Die von ihm kontaktierten Frauen wollen keinen Verdacht geschöpft haben, dass dies erfunden war. Auch dann nicht, als er begann, sie mit unterschiedlichen Aufträgen zu betrauen: So sollte die eine Fotos von der US-Botschaft in Jerusalem liefern, eine andere von der Tel Aviver Filiale dieser Botschaft. Ausserdem sollten die vier unter anderem Details über verschiedene Stadtverwaltungen liefern und über Struktur und Einrichtungen der Streitkräfte. Eine der vier Frauen versuchte der Teheraner Chat-Partner sogar zu überreden, dass sie ihren Sohn doch auf eine Karriere beim militärischen Geheimdienst vorbereite.
Anwerbung von Frauen iranischer Herkunft in Israel
Daraus wurde nichts. Wie auch eine Reihe von Aufträgen offenbar unerledigt blieben. Etwa die Fotos der US-Botschaft kamen nicht zustande. Der Auftraggeber gab aber nicht auf. Er liess den Frauen sogar Honorare zukommen, wenn eine von ihnen in die Türkei reiste. Keine fürstlichen Honorare, sondern eher ein Taschengeld. Aber offenbar doch genug, um die ungewöhnliche Arbeitsbeziehung aufrechtzuerhalten. Misstrauisch wurde offenbar der Mann einer der vier Frauen: Als Taxifahrer war er seiner Frau behilflich, zur Filiale der US-Botschaft zu gelangen, die geforderten Fotos kamen aber offenbar nicht zustande. Dafür wird der zu erwartende Prozess nicht nur gegen die vier Frauen, sondern auch gegen den Fahrer geführt werden.

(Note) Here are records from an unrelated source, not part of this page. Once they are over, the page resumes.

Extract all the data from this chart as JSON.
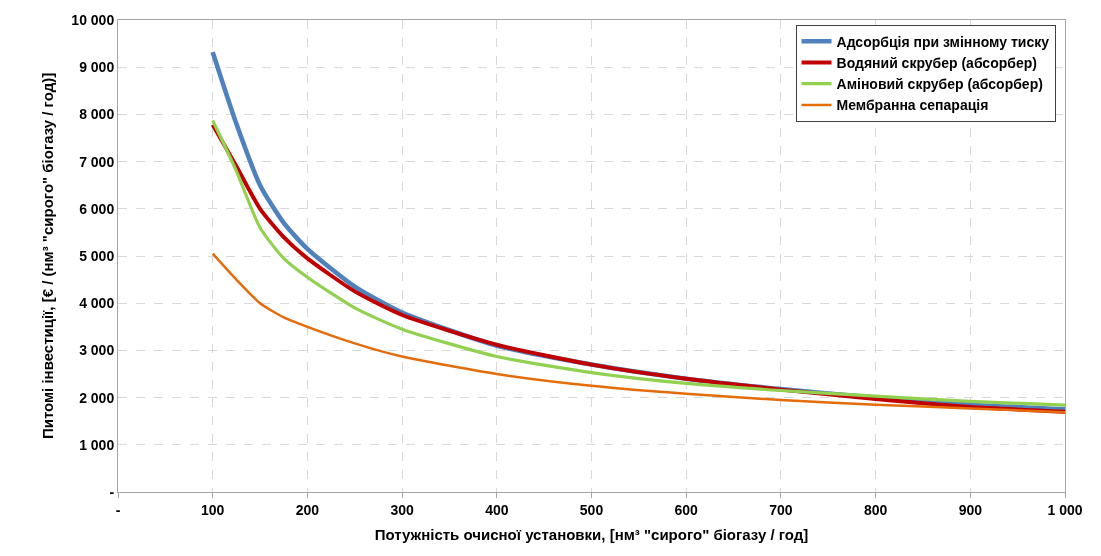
{
  "chart_data": {
    "type": "line",
    "xlabel": "Потужність очисної установки, [нм³ \"сирого\" біогазу / год]",
    "ylabel": "Питомі інвестиції, [€ / (нм³ \"сирого\" біогазу / год)]",
    "x": [
      100,
      125,
      150,
      175,
      200,
      250,
      300,
      400,
      500,
      600,
      700,
      800,
      900,
      1000
    ],
    "series": [
      {
        "name": "Адсорбція при змінному тиску",
        "color": "#4f81bd",
        "values": [
          9320,
          7800,
          6500,
          5700,
          5150,
          4350,
          3800,
          3100,
          2700,
          2400,
          2180,
          2000,
          1850,
          1750
        ]
      },
      {
        "name": "Водяний скрубер (абсорбер)",
        "color": "#c00000",
        "values": [
          7780,
          6900,
          6000,
          5400,
          4950,
          4250,
          3750,
          3120,
          2700,
          2400,
          2170,
          1970,
          1800,
          1700
        ]
      },
      {
        "name": "Аміновий скрубер (абсорбер)",
        "color": "#92d050",
        "values": [
          7870,
          6800,
          5600,
          4950,
          4550,
          3900,
          3450,
          2870,
          2530,
          2300,
          2150,
          2030,
          1920,
          1840
        ]
      },
      {
        "name": "Мембранна сепарація",
        "color": "#e46c0a",
        "values": [
          5050,
          4500,
          4000,
          3700,
          3500,
          3150,
          2870,
          2500,
          2250,
          2080,
          1950,
          1850,
          1770,
          1690
        ]
      }
    ],
    "xlim": [
      0,
      1000
    ],
    "xticks": [
      {
        "value": 0,
        "label": "-"
      },
      100,
      200,
      300,
      400,
      500,
      600,
      700,
      800,
      900,
      {
        "value": 1000,
        "label": "1 000"
      }
    ],
    "ylim": [
      0,
      10000
    ],
    "yticks": [
      {
        "value": 0,
        "label": "-"
      },
      {
        "value": 1000,
        "label": "1 000"
      },
      {
        "value": 2000,
        "label": "2 000"
      },
      {
        "value": 3000,
        "label": "3 000"
      },
      {
        "value": 4000,
        "label": "4 000"
      },
      {
        "value": 5000,
        "label": "5 000"
      },
      {
        "value": 6000,
        "label": "6 000"
      },
      {
        "value": 7000,
        "label": "7 000"
      },
      {
        "value": 8000,
        "label": "8 000"
      },
      {
        "value": 9000,
        "label": "9 000"
      },
      {
        "value": 10000,
        "label": "10 000"
      }
    ],
    "grid": true,
    "legend": "top right",
    "marker": "none",
    "line_style": "solid"
  }
}
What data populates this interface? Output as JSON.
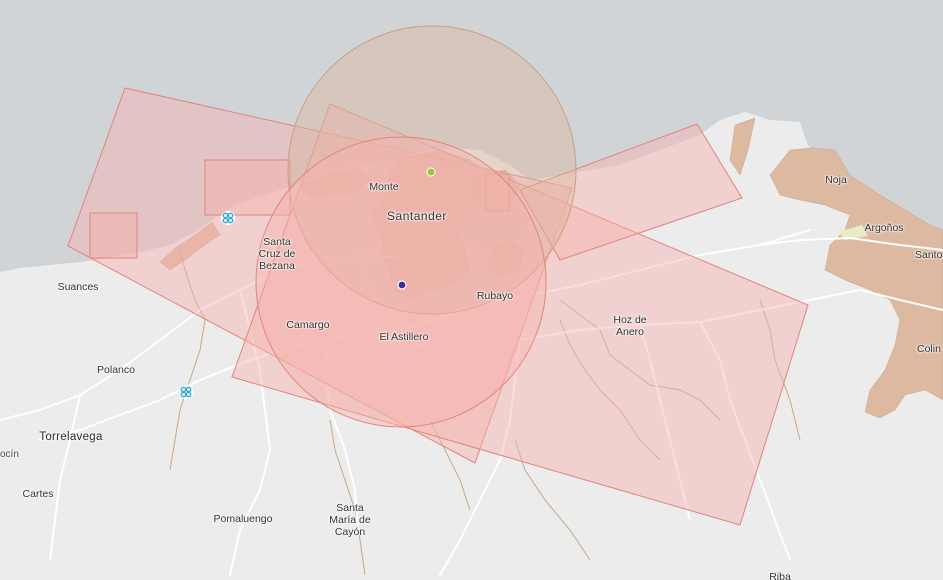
{
  "map": {
    "colors": {
      "sea": "#d0d4d6",
      "land": "#ececec",
      "urban": "#dcb9a0",
      "roads": "#ffffff",
      "rivers": "#c9a885",
      "zone_fill": "#f6b2ad",
      "zone_stroke": "#e4837c",
      "buffer_circle_fill": "#dbb8a2",
      "buffer_circle_stroke": "#c9a080",
      "point_green": "#9bc43b",
      "point_purple": "#3d2d8e",
      "heliport_icon": "#2aa5d6"
    },
    "places": {
      "santander": "Santander",
      "monte": "Monte",
      "santa_cruz": "Santa\nCruz de\nBezana",
      "suances": "Suances",
      "camargo": "Camargo",
      "el_astillero": "El Astillero",
      "rubayo": "Rubayo",
      "hoz_de_anero": "Hoz de\nAnero",
      "polanco": "Polanco",
      "torrelavega": "Torrelavega",
      "ocin": "ocín",
      "cartes": "Cartes",
      "pomaluengo": "Pomaluengo",
      "santa_maria": "Santa\nMaría de\nCayón",
      "noja": "Noja",
      "argonos": "Argoños",
      "santo": "Santo",
      "colin": "Colin",
      "riba": "Riba"
    },
    "markers": {
      "heliport_1": "heliport-icon",
      "heliport_2": "heliport-icon",
      "point_green": "green-point",
      "point_purple": "purple-point"
    }
  }
}
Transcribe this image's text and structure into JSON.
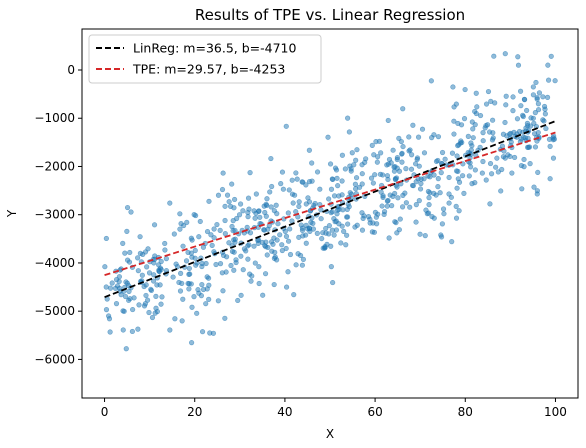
{
  "chart_data": {
    "type": "scatter",
    "title": "Results of TPE vs. Linear Regression",
    "xlabel": "X",
    "ylabel": "Y",
    "xlim": [
      -5,
      105
    ],
    "ylim": [
      -6800,
      850
    ],
    "xticks": [
      0,
      20,
      40,
      60,
      80,
      100
    ],
    "yticks": [
      -6000,
      -5000,
      -4000,
      -3000,
      -2000,
      -1000,
      0
    ],
    "grid": false,
    "legend_position": "top-left",
    "scatter": {
      "color": "#1f77b4",
      "point_count": 800,
      "x_range": [
        0,
        100
      ],
      "trend": {
        "slope": 36.5,
        "intercept": -4710
      },
      "residual_std": 620,
      "points": []
    },
    "lines": [
      {
        "name": "LinReg: m=36.5, b=-4710",
        "slope": 36.5,
        "intercept": -4710,
        "color": "#000000",
        "style": "dashed"
      },
      {
        "name": "TPE: m=29.57, b=-4253",
        "slope": 29.57,
        "intercept": -4253,
        "color": "#d62728",
        "style": "dashed"
      }
    ]
  }
}
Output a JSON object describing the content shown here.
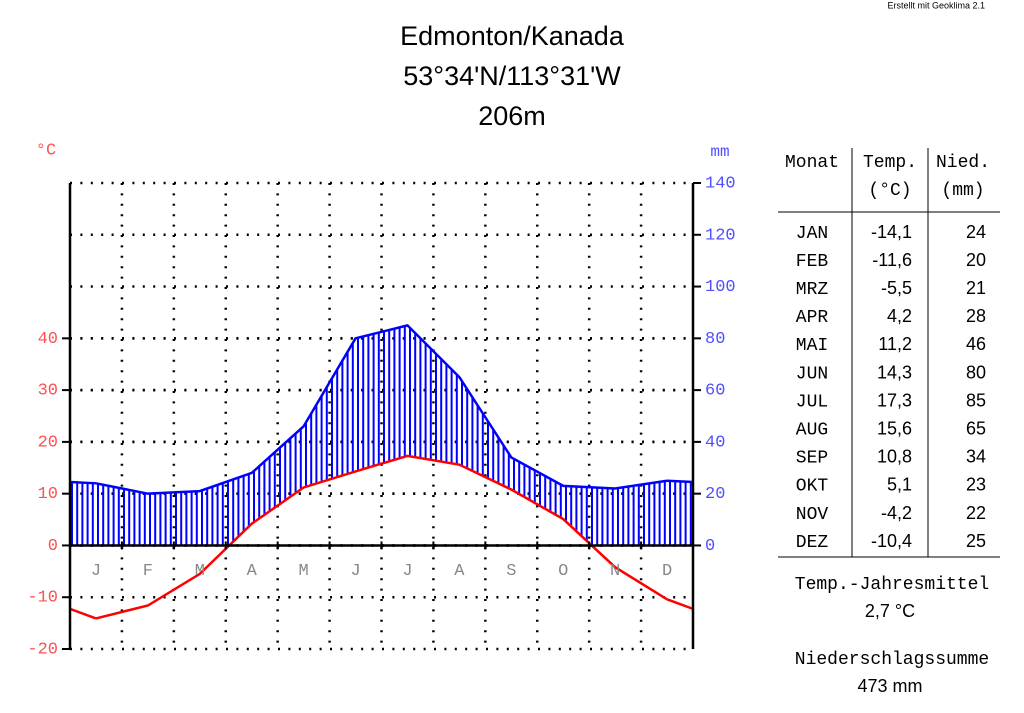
{
  "chart_data": {
    "type": "climate",
    "title": "Edmonton/Kanada",
    "subtitle": "53°34'N/113°31'W",
    "elevation": "206m",
    "credit": "Erstellt mit Geoklima 2.1",
    "ylabel": "°C",
    "y2label": "mm",
    "categories": [
      "J",
      "F",
      "M",
      "A",
      "M",
      "J",
      "J",
      "A",
      "S",
      "O",
      "N",
      "D"
    ],
    "series": [
      {
        "color": "#ff0000",
        "values": [
          -14.1,
          -11.6,
          -5.5,
          4.2,
          11.2,
          14.3,
          17.3,
          15.6,
          10.8,
          5.1,
          -4.2,
          -10.4
        ],
        "value_labels": [
          "-14,1",
          "-11,6",
          "-5,5",
          "4,2",
          "11,2",
          "14,3",
          "17,3",
          "15,6",
          "10,8",
          "5,1",
          "-4,2",
          "-10,4"
        ]
      },
      {
        "color": "#0000ff",
        "axis": "y2",
        "values": [
          24,
          20,
          21,
          28,
          46,
          80,
          85,
          65,
          34,
          23,
          22,
          25
        ]
      }
    ],
    "ylim": [
      -20,
      70
    ],
    "yticks": [
      -20,
      -10,
      0,
      10,
      20,
      30,
      40
    ],
    "y2lim": [
      -40,
      140
    ],
    "y2ticks": [
      0,
      20,
      40,
      60,
      80,
      100,
      120,
      140
    ],
    "grid": true
  },
  "table": {
    "headers": [
      "Monat",
      "Temp.",
      "(°C)",
      "Nied.",
      "(mm)"
    ],
    "months": [
      "JAN",
      "FEB",
      "MRZ",
      "APR",
      "MAI",
      "JUN",
      "JUL",
      "AUG",
      "SEP",
      "OKT",
      "NOV",
      "DEZ"
    ],
    "temp_label": "Temp.-Jahresmittel",
    "temp_value": "2,7 °C",
    "precip_label": "Niederschlagssumme",
    "precip_value": "473 mm"
  }
}
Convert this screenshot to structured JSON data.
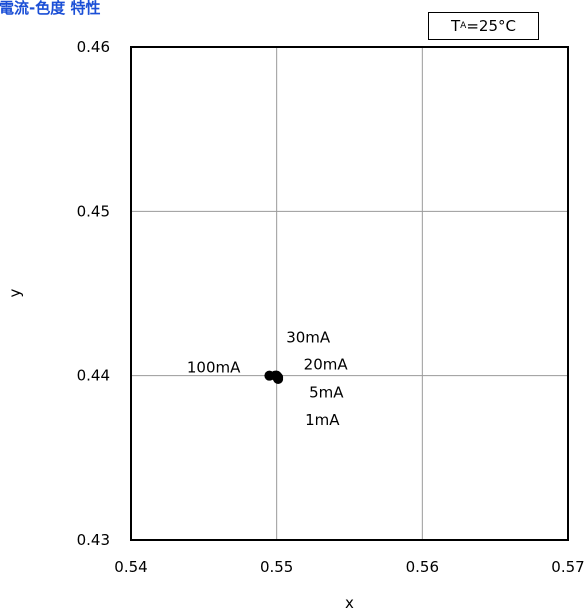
{
  "chart_data": {
    "type": "scatter",
    "title": "順電流-色度 特性",
    "xlabel": "x",
    "ylabel": "y",
    "xlim": [
      0.54,
      0.57
    ],
    "ylim": [
      0.43,
      0.46
    ],
    "xticks": [
      "0.54",
      "0.55",
      "0.56",
      "0.57"
    ],
    "yticks": [
      "0.46",
      "0.45",
      "0.44",
      "0.43"
    ],
    "grid": true,
    "condition": {
      "base": "T",
      "sub": "A",
      "rest": "=25°C"
    },
    "points": [
      {
        "label": "1mA",
        "x": 0.5501,
        "y": 0.4398
      },
      {
        "label": "5mA",
        "x": 0.5501,
        "y": 0.4399
      },
      {
        "label": "20mA",
        "x": 0.55,
        "y": 0.44
      },
      {
        "label": "30mA",
        "x": 0.5499,
        "y": 0.44
      },
      {
        "label": "100mA",
        "x": 0.5495,
        "y": 0.44
      }
    ]
  }
}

Wie der Prozess für die Gruppe enden wird, kann jetzt noch nicht prognostiziert werden. Zumal solche Fälle bisher einsame Ausnahme sind in Israel. Trotz der Behauptung des Geheimdienstes, man habe schon wiederholt Versuche des Iran vereitelt, in Israel Agenten zu finden oder zu platzieren. Bekannt ist allein der Fall eines ehemaligen Ministers, Gonen Segev, der vor drei Jahren zu elf Jahren Gefängnis wegen Spionage für den Iran verurteilt wurde. Dieser Fall ist aber eine klare Ausnahme: Segev war nicht nur Arzt, Abgeordneter und Energieminister, er war auch als Drogenschmuggler verurteilt worden und behauptete offenbar in seinem Spionageprozess, er habe gehofft, Doppelagent zu werden.
Solche Hoffnungen lagen und liegen den vier Frauen fern, um die es jetzt geht. In den israelischen Medien geht man vielleicht deswegen so rücksichtsvoll mit ihnen um und behandelt sie wie «Grossmütter in ihren 50ern». Dabei sind sie erst 47 Jahre alt.